Daimler
- Werner Sperber - Redakteur

Daimler brennt auf die Zelle

Daimler gibt sich vor der am Donnerstag beginnenden Internationalen Automobilausstellung (IAA) in Frankfurt am Main "grün". Der Konzern möchte die weltweite Nummer 1 bei Premium-Fahrzeugen werden, und mit der Elektro- und Brennstoffzellen-Technologie dafür sorgen, dass der Kohlendioxid-Ausstoß der gesamten Flotte sinkt.

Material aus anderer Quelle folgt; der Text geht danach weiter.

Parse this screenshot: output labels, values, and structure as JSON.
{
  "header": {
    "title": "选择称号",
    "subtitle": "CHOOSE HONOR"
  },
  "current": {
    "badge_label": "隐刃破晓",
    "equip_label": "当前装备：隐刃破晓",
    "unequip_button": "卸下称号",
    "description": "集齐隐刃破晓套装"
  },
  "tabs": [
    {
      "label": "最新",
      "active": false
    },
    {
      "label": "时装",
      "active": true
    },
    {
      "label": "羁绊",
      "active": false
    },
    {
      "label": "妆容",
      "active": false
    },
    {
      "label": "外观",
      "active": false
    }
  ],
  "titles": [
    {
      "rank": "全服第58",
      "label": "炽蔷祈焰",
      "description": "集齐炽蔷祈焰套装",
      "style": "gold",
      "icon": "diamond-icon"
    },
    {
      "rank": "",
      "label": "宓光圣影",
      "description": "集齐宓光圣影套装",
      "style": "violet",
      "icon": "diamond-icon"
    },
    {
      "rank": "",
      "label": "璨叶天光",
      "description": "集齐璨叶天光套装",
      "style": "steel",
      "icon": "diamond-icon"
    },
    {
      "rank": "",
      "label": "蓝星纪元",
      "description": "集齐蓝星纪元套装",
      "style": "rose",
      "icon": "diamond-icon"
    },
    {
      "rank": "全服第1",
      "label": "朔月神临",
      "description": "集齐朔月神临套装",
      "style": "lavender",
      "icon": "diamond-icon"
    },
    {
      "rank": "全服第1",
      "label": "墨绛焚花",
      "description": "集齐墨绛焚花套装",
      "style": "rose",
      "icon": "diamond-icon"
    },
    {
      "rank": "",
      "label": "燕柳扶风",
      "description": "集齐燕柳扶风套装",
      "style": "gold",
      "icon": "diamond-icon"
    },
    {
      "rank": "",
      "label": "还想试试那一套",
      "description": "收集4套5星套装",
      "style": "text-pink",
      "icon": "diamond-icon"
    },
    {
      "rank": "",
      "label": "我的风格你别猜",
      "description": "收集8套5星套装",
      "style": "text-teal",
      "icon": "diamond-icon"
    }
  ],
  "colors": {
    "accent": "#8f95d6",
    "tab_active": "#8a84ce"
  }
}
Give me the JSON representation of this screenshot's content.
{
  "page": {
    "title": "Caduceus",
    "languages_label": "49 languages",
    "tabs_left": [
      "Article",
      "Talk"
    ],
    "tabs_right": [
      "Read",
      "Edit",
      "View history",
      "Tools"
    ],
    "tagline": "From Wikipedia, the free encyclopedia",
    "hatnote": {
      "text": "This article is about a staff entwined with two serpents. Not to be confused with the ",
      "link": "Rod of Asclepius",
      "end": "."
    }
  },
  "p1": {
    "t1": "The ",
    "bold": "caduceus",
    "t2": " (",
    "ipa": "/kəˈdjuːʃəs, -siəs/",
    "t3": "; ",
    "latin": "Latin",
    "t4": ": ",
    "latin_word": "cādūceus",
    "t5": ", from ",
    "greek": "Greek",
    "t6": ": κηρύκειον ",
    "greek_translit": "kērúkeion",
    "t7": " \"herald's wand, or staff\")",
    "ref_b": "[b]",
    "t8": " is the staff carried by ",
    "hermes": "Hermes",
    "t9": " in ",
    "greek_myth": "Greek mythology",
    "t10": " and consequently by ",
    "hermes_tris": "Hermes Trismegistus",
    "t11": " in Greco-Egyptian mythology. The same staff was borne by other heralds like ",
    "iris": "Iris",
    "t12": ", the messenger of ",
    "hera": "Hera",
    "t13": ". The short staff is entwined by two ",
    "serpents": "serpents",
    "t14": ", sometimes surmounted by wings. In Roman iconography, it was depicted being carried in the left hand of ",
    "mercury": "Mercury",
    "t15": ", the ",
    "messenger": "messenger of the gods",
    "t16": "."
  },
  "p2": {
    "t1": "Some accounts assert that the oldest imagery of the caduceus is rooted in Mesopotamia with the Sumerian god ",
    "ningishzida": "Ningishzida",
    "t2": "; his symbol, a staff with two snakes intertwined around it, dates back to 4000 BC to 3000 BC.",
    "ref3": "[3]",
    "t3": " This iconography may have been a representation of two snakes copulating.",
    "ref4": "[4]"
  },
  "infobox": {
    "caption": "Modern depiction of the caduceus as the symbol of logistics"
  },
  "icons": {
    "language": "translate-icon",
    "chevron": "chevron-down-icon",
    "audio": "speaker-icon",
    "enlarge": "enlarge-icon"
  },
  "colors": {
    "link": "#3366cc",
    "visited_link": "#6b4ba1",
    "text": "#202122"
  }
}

Dr. Dieter Zetsche, Vorstandsvorsitzender von Daimler, ist vor der 64. Internationalen Automobilausstellung (IAA; Fachbesuchertage: Donnerstag, 15. September und Freitag, 16. September 2011; Publikumstage: Samstag, 17. September, bis Sonntag, 25. September) in Frankfurt am Main optimistisch: "Für das nächste Jahr sehe ich eine höhere Wahrscheinlichkeit für ein gedämpftes Wachstum als für eine Rezession." Dr. Zetsche erkenne bislang keine Auswirkungen der Turbulenzen an den Finanzmärkten auf den Auftragseingang bei dem Konzern aus Stuttgart. In den nächsten Jahren dürfte die Auto-Branche sogar stärker wachsen als die Gesamtwirtschaft, wobei Hersteller von hochpreisigen Premium-Fahrzeugen noch einmal stärker zulegen sollten. Dr. Zetsche erklärte erneut, bis zum Jahr 2020 der führende Premiumhersteller vor BMW und Audi sein zu wollen. Im Vergleich mit den Wettbewerbern werde Mercedes-Benz Marktanteile gewinnen. Unter anderem möchte Dr. Zetsche dafür in den nächsten vier Jahren zehn neue Fahrzeuge auf den Markt bringen, die noch keine Vorläufer in der aktuellen Modellpalette haben.

"Grün" muss sein

Die Debatte um den Kohlendioxid-Ausstoß beschäftigt auch den Daimler-Chef. Um bei der Mercedes-Flotte einen niedrigeren Emissions-Wert zu erreichen, setzt der Konzern zum einen auf den Elektro-Smart. Zum anderen belebt Dr. Zetsche die Brennstoffzelle wieder. Er sagt: "Wasserstoff ist heute das bessere Öl." Daimler arbeitet seit mehr als zehn Jahren an Brennstoffzellen-Fahrzeugen. Ende der 1990er Jahre versprach der Konzern, innerhalb der nächsten Jahre ein solches Auto in Serie zu produzieren. Nun verspricht Dr. Zetsche: Nicht im Jahr 2015 sondern im Jahr 2014 werde die B-Klasse F-Cell als Serienmodell auf den Markt kommen. Die Grundlage in der Größe einer Luxuslimousine ist das Forschungsfahrzeug F125!.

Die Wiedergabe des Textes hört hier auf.